The donation to Project Homekey came shortly before COVID derailed Newsom’s sweeping health and homelessness agenda. But Newsom’s confidants say the relationship he forged with Blue Shield assured him that the company could quickly turn around the state’s troubled vaccination program.
“Because of their early investment, there was a level of trust—I would even say camaraderie—established going forward,” Mangano said. “Blue Shield took a risk way back when Gavin was becoming mayor. There are other organizations like Kaiser Permanente who have since staked out positions in support, but they weren’t there early and they weren’t the ones taking the greatest risk.”
When Newsom announced that Blue Shield would take over California’s vaccine distribution, he emphasized the job would be in the hands of a nonprofit with an expansive provider network equipped to quickly get vaccines into arms. While it remains a nonprofit, the state stripped Blue Shield of its tax-exempt status in 2014, alleging it operated much like a for-profit insurance company.

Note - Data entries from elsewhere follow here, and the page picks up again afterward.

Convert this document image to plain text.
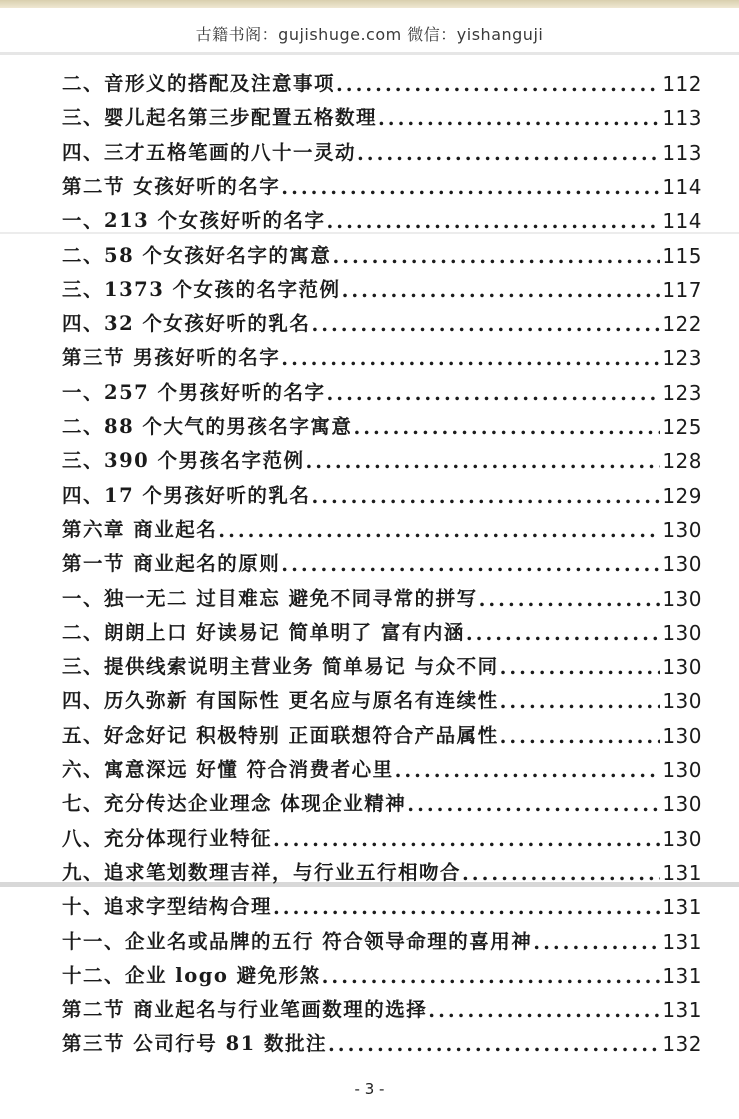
古籍书阁：gujishuge.com 微信：yishanguji
二、音形义的搭配及注意事项 .....	112
三、婴儿起名第三步配置五格数理 .....	113
四、三才五格笔画的八十一灵动 .....	113
第二节 女孩好听的名字 .....	114
一、213 个女孩好听的名字 .....	114
二、58 个女孩好名字的寓意 .....	115
三、1373 个女孩的名字范例 .....	117
四、32 个女孩好听的乳名 .....	122
第三节 男孩好听的名字 .....	123
一、257 个男孩好听的名字 .....	123
二、88 个大气的男孩名字寓意 .....	125
三、390 个男孩名字范例 .....	128
四、17 个男孩好听的乳名 .....	129
第六章 商业起名 .....	130
第一节 商业起名的原则 .....	130
一、独一无二 过目难忘 避免不同寻常的拼写 .....	130
二、朗朗上口 好读易记 简单明了 富有内涵 .....	130
三、提供线索说明主营业务 简单易记 与众不同 .....	130
四、历久弥新 有国际性 更名应与原名有连续性 .....	130
五、好念好记 积极特别 正面联想符合产品属性 .....	130
六、寓意深远 好懂 符合消费者心里 .....	130
七、充分传达企业理念 体现企业精神 .....	130
八、充分体现行业特征 .....	130
九、追求笔划数理吉祥，与行业五行相吻合 .....	131
十、追求字型结构合理 .....	131
十一、企业名或品牌的五行 符合领导命理的喜用神 .....	131
十二、企业 logo 避免形煞 .....	131
第二节 商业起名与行业笔画数理的选择 .....	131
第三节 公司行号 81 数批注 .....	132
- 3 -
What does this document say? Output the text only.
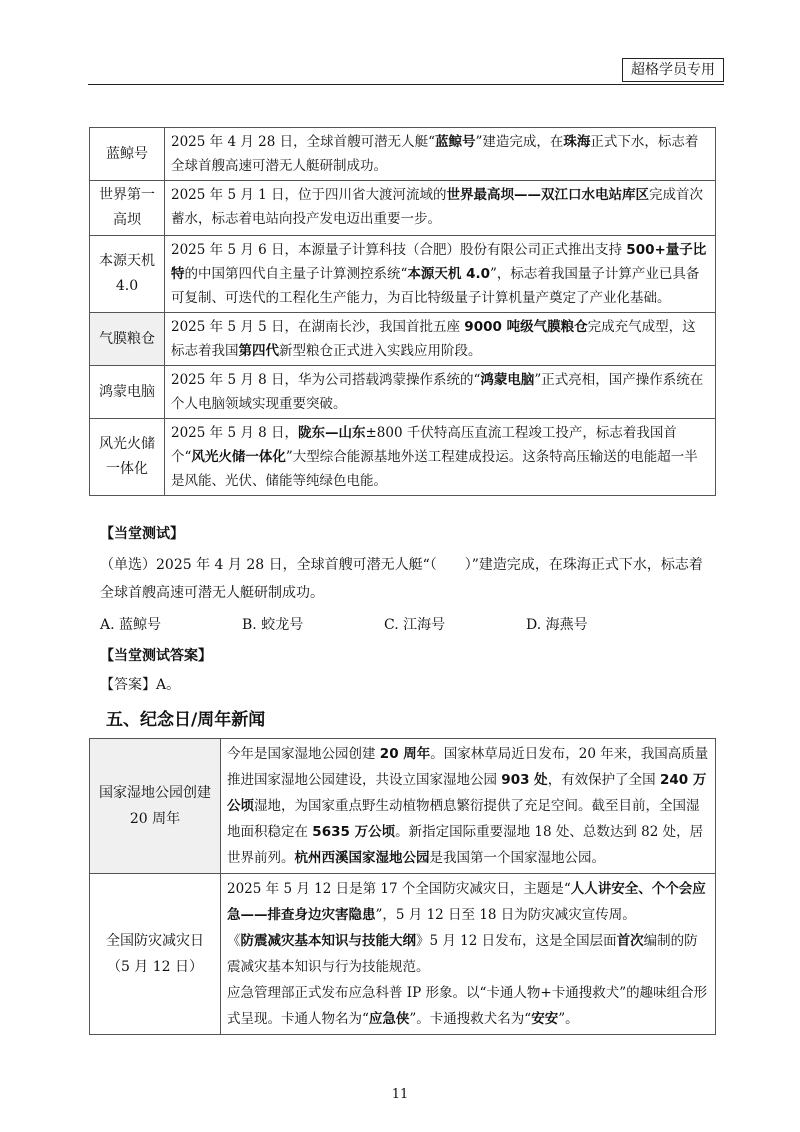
超格学员专用
蓝鲸号	2025 年 4 月 28 日，全球首艘可潜无人艇“蓝鲸号”建造完成，在珠海正式下水，标志着全球首艘高速可潜无人艇研制成功。
世界第一高坝	2025 年 5 月 1 日，位于四川省大渡河流域的世界最高坝——双江口水电站库区完成首次蓄水，标志着电站向投产发电迈出重要一步。
本源天机 4.0	2025 年 5 月 6 日，本源量子计算科技（合肥）股份有限公司正式推出支持 500+量子比特的中国第四代自主量子计算测控系统“本源天机 4.0”，标志着我国量子计算产业已具备可复制、可迭代的工程化生产能力，为百比特级量子计算机量产奠定了产业化基础。
气膜粮仓	2025 年 5 月 5 日，在湖南长沙，我国首批五座 9000 吨级气膜粮仓完成充气成型，这标志着我国第四代新型粮仓正式进入实践应用阶段。
鸿蒙电脑	2025 年 5 月 8 日，华为公司搭载鸿蒙操作系统的“鸿蒙电脑”正式亮相，国产操作系统在个人电脑领域实现重要突破。
风光火储一体化	2025 年 5 月 8 日，陇东—山东±800 千伏特高压直流工程竣工投产，标志着我国首个“风光火储一体化”大型综合能源基地外送工程建成投运。这条特高压输送的电能超一半是风能、光伏、储能等纯绿色电能。
【当堂测试】
（单选）2025 年 4 月 28 日，全球首艘可潜无人艇“（　　）”建造完成，在珠海正式下水，标志着全球首艘高速可潜无人艇研制成功。
A. 蓝鲸号	B. 蛟龙号	C. 江海号	D. 海燕号
【当堂测试答案】
【答案】A。
五、纪念日/周年新闻
国家湿地公园创建 20 周年	今年是国家湿地公园创建 20 周年。国家林草局近日发布，20 年来，我国高质量推进国家湿地公园建设，共设立国家湿地公园 903 处，有效保护了全国 240 万公顷湿地，为国家重点野生动植物栖息繁衍提供了充足空间。截至目前，全国湿地面积稳定在 5635 万公顷。新指定国际重要湿地 18 处、总数达到 82 处，居世界前列。杭州西溪国家湿地公园是我国第一个国家湿地公园。

全国防灾减灾日（5 月 12 日）	2025 年 5 月 12 日是第 17 个全国防灾减灾日，主题是“人人讲安全、个个会应急——排查身边灾害隐患”，5 月 12 日至 18 日为防灾减灾宣传周。
《防震减灾基本知识与技能大纲》5 月 12 日发布，这是全国层面首次编制的防震减灾基本知识与行为技能规范。
应急管理部正式发布应急科普 IP 形象。以“卡通人物+卡通搜救犬”的趣味组合形式呈现。卡通人物名为“应急侠”。卡通搜救犬名为“安安”。
11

The insurer, which covers about 4 million Californians, took in $21 billion in revenue in 2019, the most recent year for which data are available, with net income of slightly more than $573 million. The same year, it paid Markovich $7.5 million, plus benefits.
The National Committee for Quality Assurance has given Blue Shield a poor rating for efficient patient care. And on the chief job Newsom is asking it to do—getting vaccines to patients—Blue Shield is average, ranking 3 out of 5 in the national ranking on flu shots.
No other state appears to have delegated the vaccination job to an insurer, said Georges Benjamin, M.D., executive director of the American Public Health Association. And because counties refuse to contract with Blue Shield, the Newsom administration is scrambling to give counties the option to work with the state government instead.
A growing number of state and local lawmakers are calling the deal a waste of taxpayer money.
“I don’t think having Blue Shield step in is going to get teachers vaccinated any quicker. I don’t think it’s going to get the 70-year-old Black folks vaccinated any quicker,” said state Sen. Sydney Kamlager, D-Los Angeles, adding that she has “more faith” in her local public health experts than in Blue Shield. “And they’re not doing it for free.”
Newsom has insisted that the insurer won’t be allowed to profit.
But critics of the deal argue that even though Blue Shield isn’t technically allowed to make money off vaccinating Californians, the company stands to gain enormous prestige.
Since taking over the program on March 1, Markovich has appeared in press conferences and the company has produced slick advertising urging Californians to get vaccinated. In one ad, viewers are left with the image of the company’s blue logo on a black screen.
“This is not about making money. This is about the marketing opportunity it represents. It’s huge,” said Michael Johnson, a Blue Shield whistleblower who left his post as director of public policy in 2015. “The reason Blue Shield has been selected for this is not because of its capabilities, but because of its relationship with Newsom.”